Product Review: Acer Mixed Reality Headset


While wondering the halls at Microsoft Build this week, I had a chance to take a spin in the Acer Mixed Reality HMD. After hearing multiple good and bad things about this device, I was excited to try it for myself and report back to my fans.

The Acer Mixed Reality HMD is one of several upcoming Microsoft headsets that are produced by well-known manufacturer names such as HP, Lenovo, and Acer. Micosoft is heavily pushing it’s ‘Mixed Reality’ branding that takes advantage of Hololens style inside-out tracking, and the Universal Windows Platform (UWP).

There were several booths demonstrating the Acer MR HMD at MS Build. I was surprised to see a wide variety of demos being used to show off the headset, ranging from music videos, to networked experiences. I chose the one with the shortest line and donned the headset.

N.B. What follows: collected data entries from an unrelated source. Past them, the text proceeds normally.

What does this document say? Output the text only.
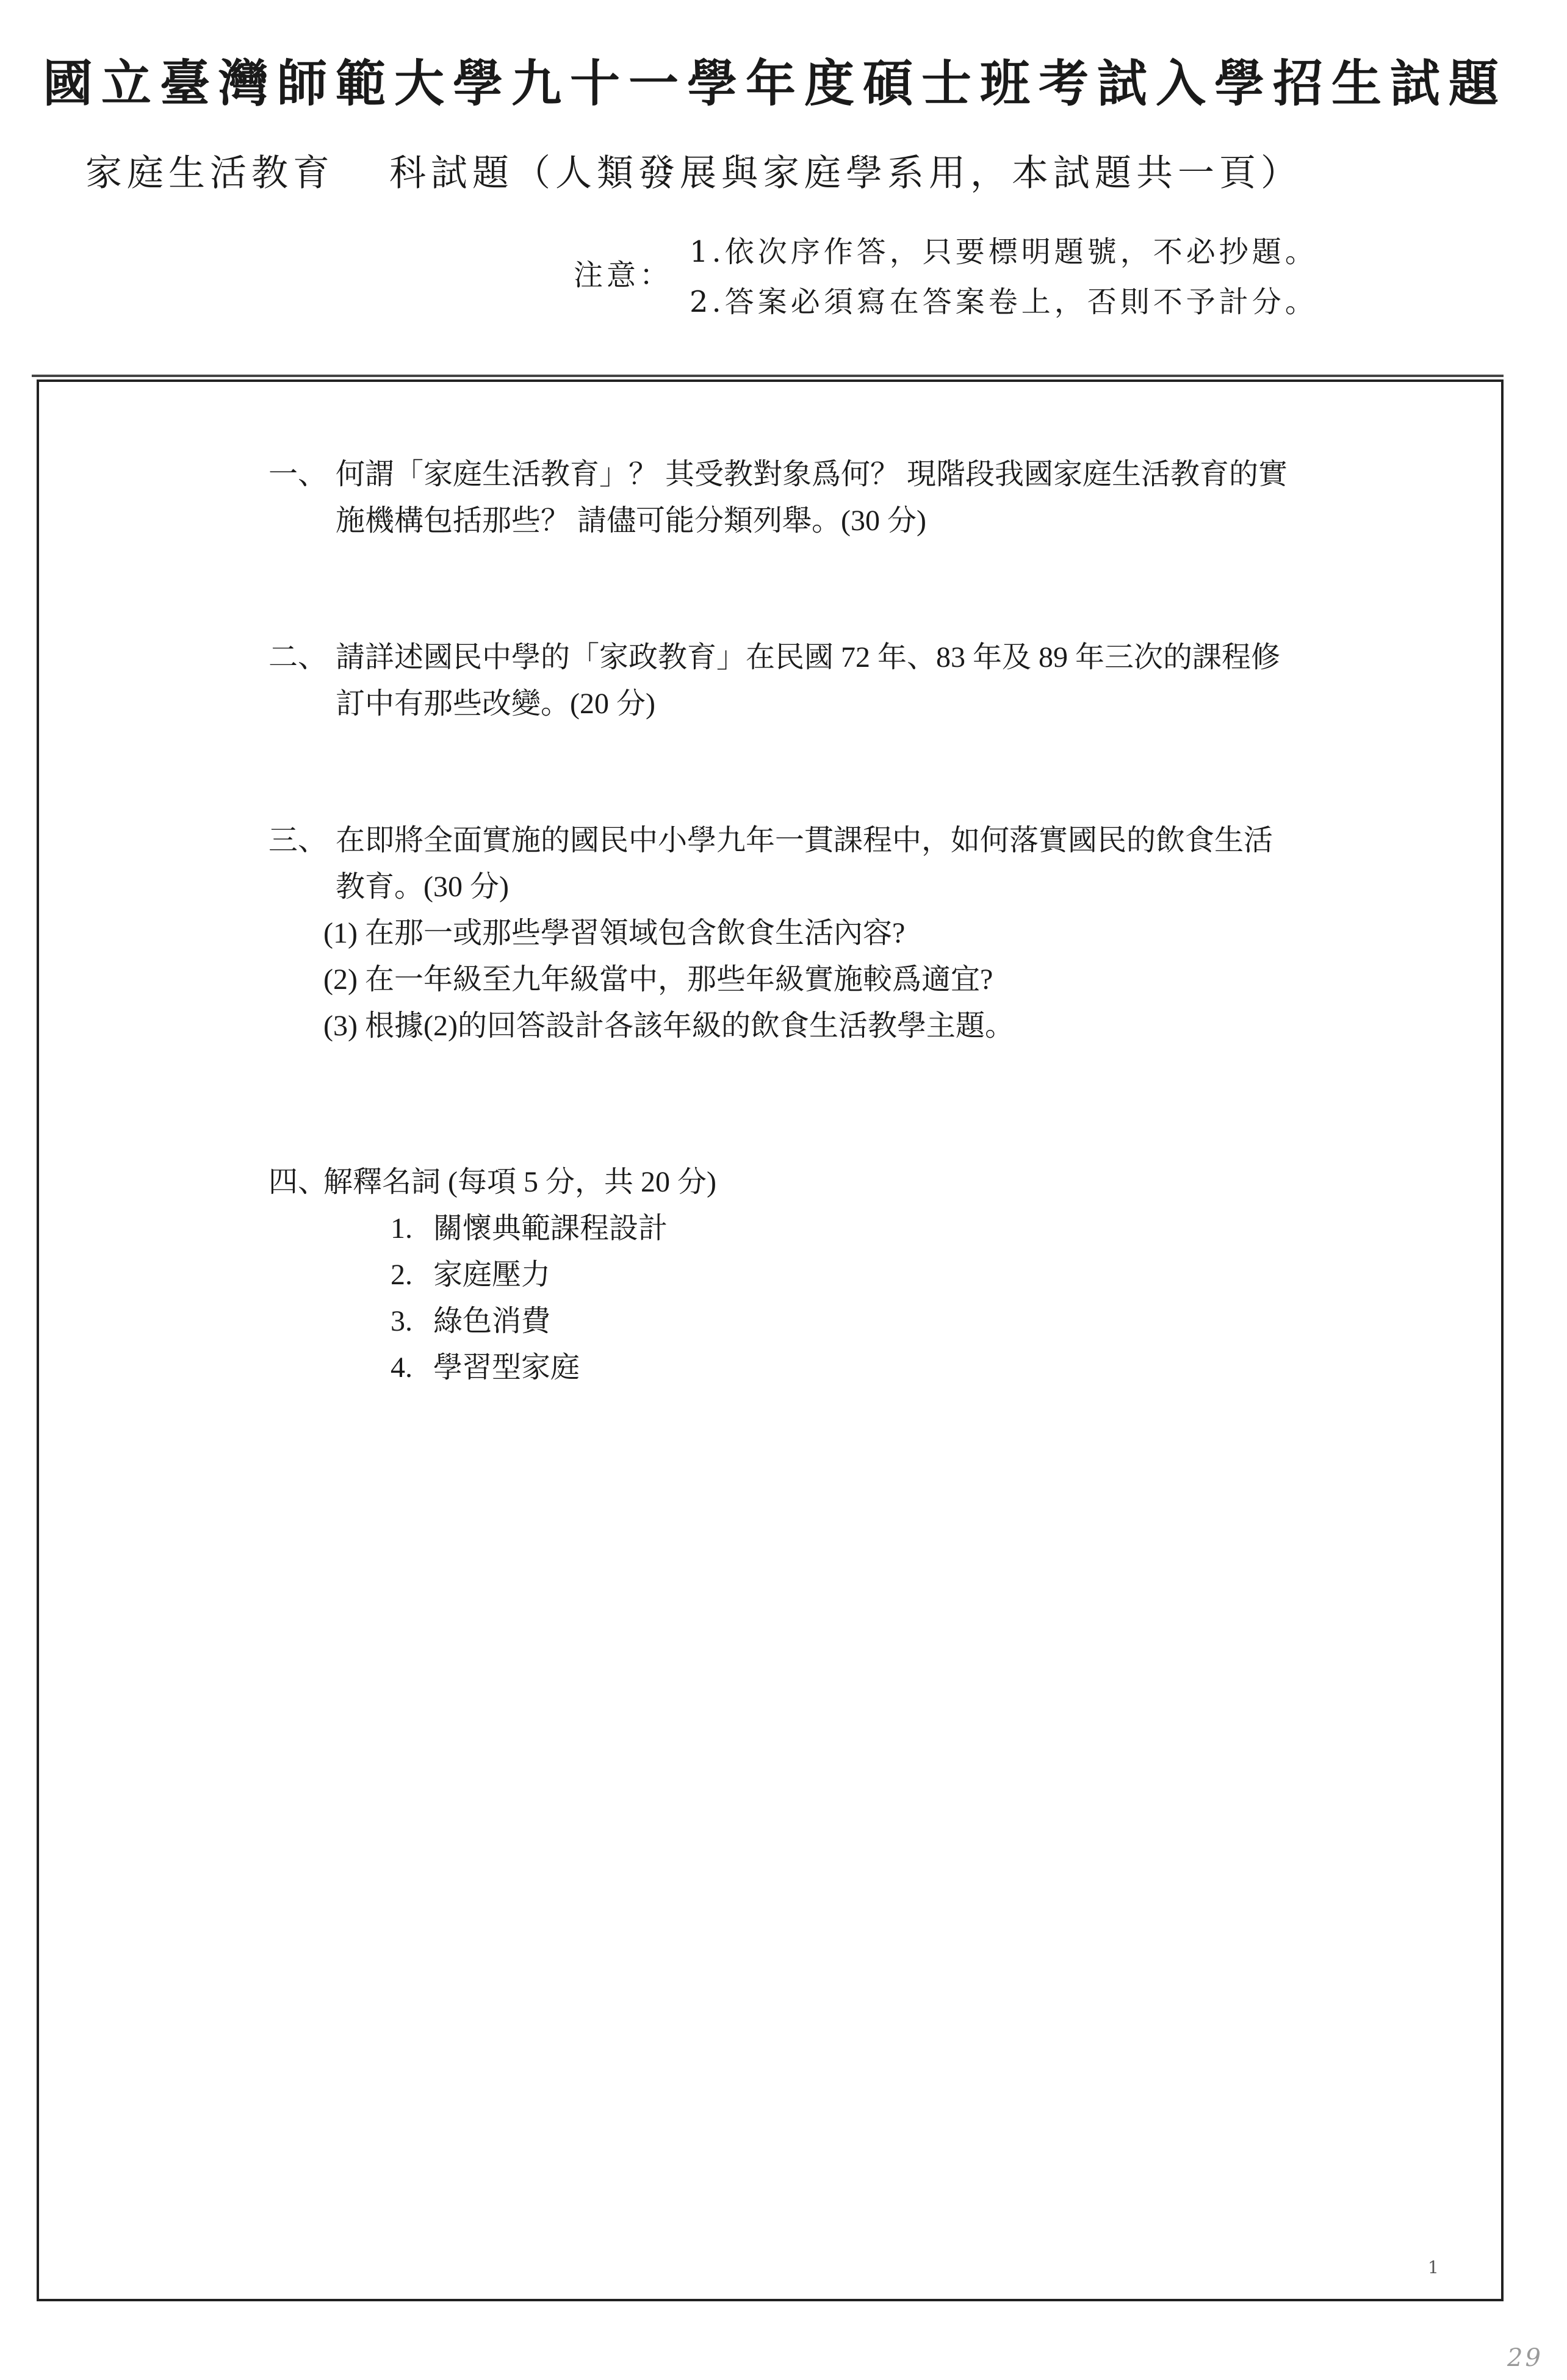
國立臺灣師範大學九十一學年度碩士班考試入學招生試題
家庭生活教育 科試題（人類發展與家庭學系用，本試題共一頁）
注意：
1.依次序作答，只要標明題號，不必抄題。
2.答案必須寫在答案卷上，否則不予計分。
一、 何謂「家庭生活教育」？ 其受教對象爲何？ 現階段我國家庭生活教育的實
施機構包括那些？ 請儘可能分類列舉。(30 分)
二、 請詳述國民中學的「家政教育」在民國 72 年、83 年及 89 年三次的課程修
訂中有那些改變。(20 分)
三、 在即將全面實施的國民中小學九年一貫課程中，如何落實國民的飲食生活
教育。(30 分)
(1) 在那一或那些學習領域包含飲食生活內容?
(2) 在一年級至九年級當中，那些年級實施較爲適宜?
(3) 根據(2)的回答設計各該年級的飲食生活教學主題。
四、
解釋名詞 (每項 5 分，共 20 分)
1. 關懷典範課程設計
2. 家庭壓力
3. 綠色消費
4. 學習型家庭
1
29
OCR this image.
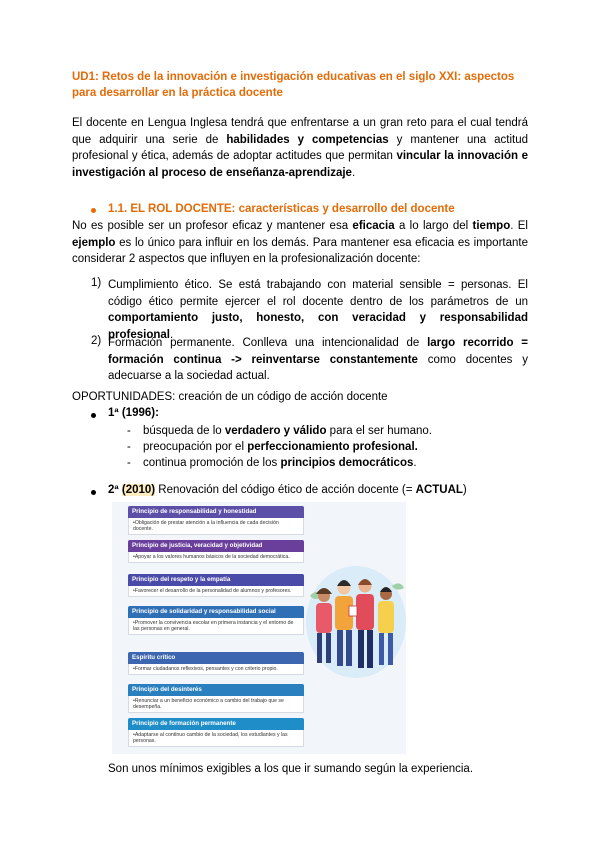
UD1: Retos de la innovación e investigación educativas en el siglo XXI: aspectos para desarrollar en la práctica docente
El docente en Lengua Inglesa tendrá que enfrentarse a un gran reto para el cual tendrá que adquirir una serie de habilidades y competencias y mantener una actitud profesional y ética, además de adoptar actitudes que permitan vincular la innovación e investigación al proceso de enseñanza-aprendizaje.
1.1. EL ROL DOCENTE: características y desarrollo del docente
No es posible ser un profesor eficaz y mantener esa eficacia a lo largo del tiempo. El ejemplo es lo único para influir en los demás. Para mantener esa eficacia es importante considerar 2 aspectos que influyen en la profesionalización docente:
1) Cumplimiento ético. Se está trabajando con material sensible = personas. El código ético permite ejercer el rol docente dentro de los parámetros de un comportamiento justo, honesto, con veracidad y responsabilidad profesional.
2) Formación permanente. Conlleva una intencionalidad de largo recorrido = formación continua -> reinventarse constantemente como docentes y adecuarse a la sociedad actual.
OPORTUNIDADES: creación de un código de acción docente
1ª (1996):
- búsqueda de lo verdadero y válido para el ser humano.
- preocupación por el perfeccionamiento profesional.
- continua promoción de los principios democráticos.
2ª (2010) Renovación del código ético de acción docente (= ACTUAL)
Principio de responsabilidad y honestidad
•Obligación de prestar atención a la influencia de cada decisión docente.
Principio de justicia, veracidad y objetividad
•Apoyar a los valores humanos básicos de la sociedad democrática.
Principio del respeto y la empatía
•Favorecer el desarrollo de la personalidad de alumnos y profesores.
Principio de solidaridad y responsabilidad social
•Promover la convivencia escolar en primera instancia y el entorno de las personas en general.
Espíritu crítico
•Formar ciudadanos reflexivos, pensantes y con criterio propio.
Principio del desinterés
•Renunciar a un beneficio económico a cambio del trabajo que se desempeña.
Principio de formación permanente
•Adaptarse al continuo cambio de la sociedad, los estudiantes y las personas.
Son unos mínimos exigibles a los que ir sumando según la experiencia.
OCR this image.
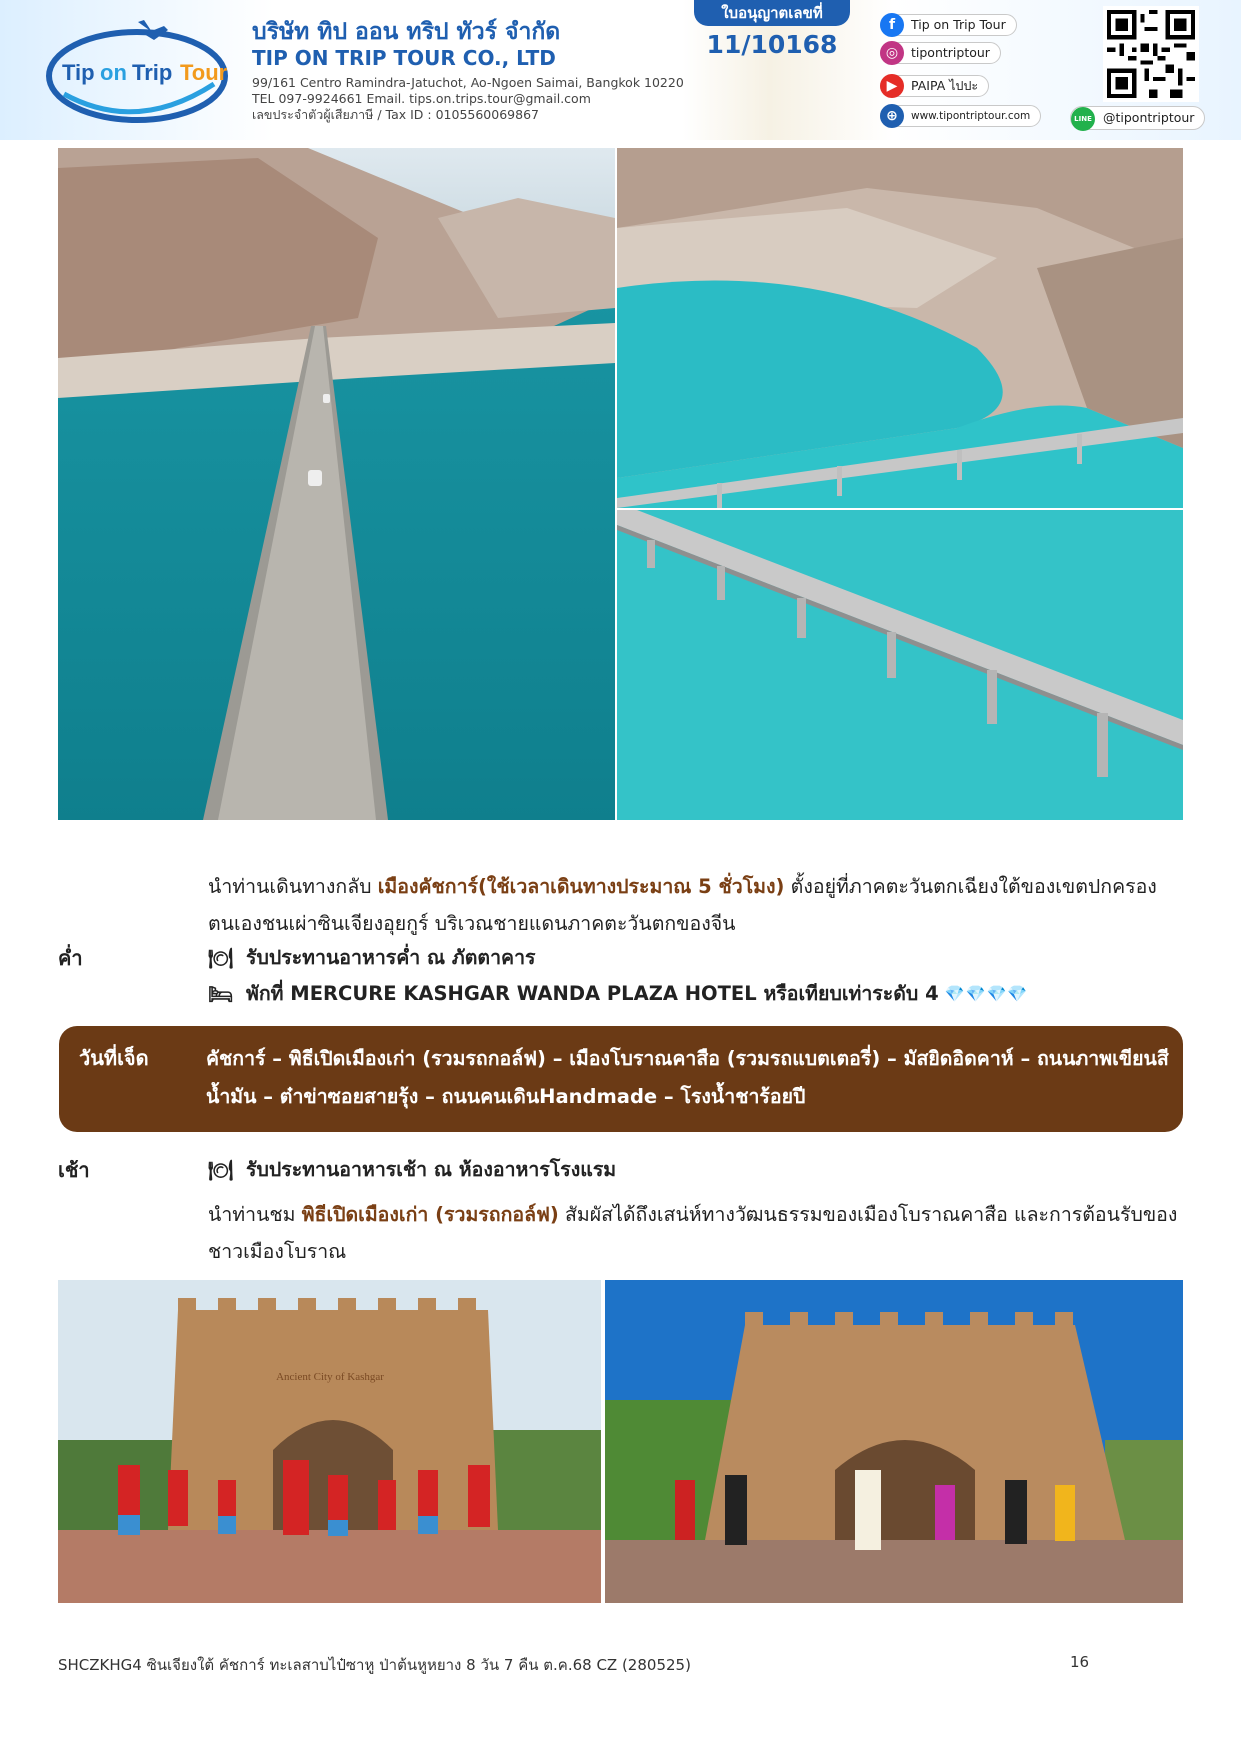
Tip on Trip Tour
บริษัท ทิป ออน ทริป ทัวร์ จำกัด
TIP ON TRIP TOUR CO., LTD
99/161 Centro Ramindra-Jatuchot, Ao-Ngoen Saimai, Bangkok 10220
TEL 097-9924661 Email. tips.on.trips.tour@gmail.com
เลขประจำตัวผู้เสียภาษี / Tax ID : 0105560069867
ใบอนุญาตเลขที่
11/10168
f	Tip on Trip Tour
◎	tipontriptour
▶	PAIPA ไปปะ
⊕	www.tipontriptour.com	LINE @tipontriptour
นำท่านเดินทางกลับ เมืองคัชการ์(ใช้เวลาเดินทางประมาณ 5 ชั่วโมง) ตั้งอยู่ที่ภาคตะวันตกเฉียงใต้ของเขตปกครองตนเองชนเผ่าซินเจียงอุยกูร์ บริเวณชายแดนภาคตะวันตกของจีน
ค่ำ	🍽 รับประทานอาหารค่ำ ณ ภัตตาคาร
🛏 พักที่ MERCURE KASHGAR WANDA PLAZA HOTEL หรือเทียบเท่าระดับ 4 💎💎💎💎
วันที่เจ็ด	คัชการ์ – พิธีเปิดเมืองเก่า (รวมรถกอล์ฟ) – เมืองโบราณคาสือ (รวมรถแบตเตอรี่) – มัสยิดอิดคาห์ – ถนนภาพเขียนสีน้ำมัน – ต๋าข่าซอยสายรุ้ง – ถนนคนเดินHandmade – โรงน้ำชาร้อยปี
เช้า	🍽 รับประทานอาหารเช้า ณ ห้องอาหารโรงแรม
นำท่านชม พิธีเปิดเมืองเก่า (รวมรถกอล์ฟ) สัมผัสได้ถึงเสน่ห์ทางวัฒนธรรมของเมืองโบราณคาสือ และการต้อนรับของชาวเมืองโบราณ
Ancient City of Kashgar
SHCZKHG4 ซินเจียงใต้ คัชการ์ ทะเลสาบไป๋ซาหู ป่าต้นหูหยาง 8 วัน 7 คืน ต.ค.68 CZ (280525)	16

What can I say that isn’t obvious from the photos. The headset is, as a friend recently said, very ‘Robocop-ish’. The blue color and smooth curves do make this a more stylish looking HMD than what we have previously seen.

Fit & Form

The Acer MR HMD uses a hardhat style of band that sits on your head like a baseball cap and tightens in the back. I found the strap to be too small for my oversized head, so if your skull is bigger than mine, then you might find this headset to be a bit tight. There is a bit of padding in the front that comfortably presses against the top of your forehead. The goggle component (not sure what to call this) flips down and even fit over my glasses nicely. Once it was fully on my face, it only took a small moment of adjustment before I found a sweet spot of comfort and focus. The headset felt super light on my head as most of the weight was being dealt with by the head strap.


Perfectly round Fresenel lenses, similar to the Oculus Rift. I felt like the concentric circles of the lenses were a bit larger than the Rift’s, but once I was in the headset, I hardly noticed a difference. I suppose the screen had something to do with this as well. As far as FOV is concerned, I would say it was adequate (95 degrees), but blurring did occur on the outside of my vision. I feel like the lenses have an average size sweet spot, and moving your eyes to look around make the blurriness around the edges noticeable.



According to Microsoft, the Acer MR HMD has a 1440 x 1440 LCD display for each eye that can run UP TO 90 FPS. Notice that it says ‘UP TO‘. I know several people were saying that an LCD screen is a terrible step backward in terms of technology, since the other mainstream HMDs have AMOLED screens. I can honestly say that the screen really impressed me. I was expecting terrible clarity, inadequate framerate, and washed out color. Nope. The screen was impressive and if nobody had told me it was an LCD screen, I would have never guessed it. LCD doesn’t have black blurring, like the AMOLED screens have, which I did notice.


I was hoping to try the new hand controllers that just got announced at Build, but nobody seemed to have them. The headset I tried was strictly using the tracking for position, and I really danced around to try and break it. I couldn’t. It felt smooth and didn’t have any trouble when people walked in front of me. I’ve always been impressed with the tracking on the Hololens, so I shouldn’t be surprised that this headset was also performing wonderfully. I hope the controllers perform equally as well, but the jury is still out on them until they get into the hands of… anyone.

Mixed Reality

This is the thing that bothers me about these new Microsoft HMDs. They keep using the term ‘Mixed Reality’ to describe these headsets, but honestly, without pass-through cameras, I can’t agree on using this term. The whole point of using the term ‘Mixed Reality’ for the Hololens was to differentiate it from other ‘Augmented Reality’ experiences. If you can’t see the real world through these new HMDS, then aren’t they just ‘Virtual Reality’? I’m still confused about this.


At $300, I’d buy this headset, and I would recommend to others to do the same, if cost is an issue. I still favor my Rift and Vive over the Acer, but I can see how this headset will help open the doors to a value driven consumer.

Content? That might be a deciding factor with these headsets. How quickly can they build up a content base for the people who do decide the buy them? Can they play Robo Recall or Raw Data? If not, then the lower price point might not matter. Only time will tell that story.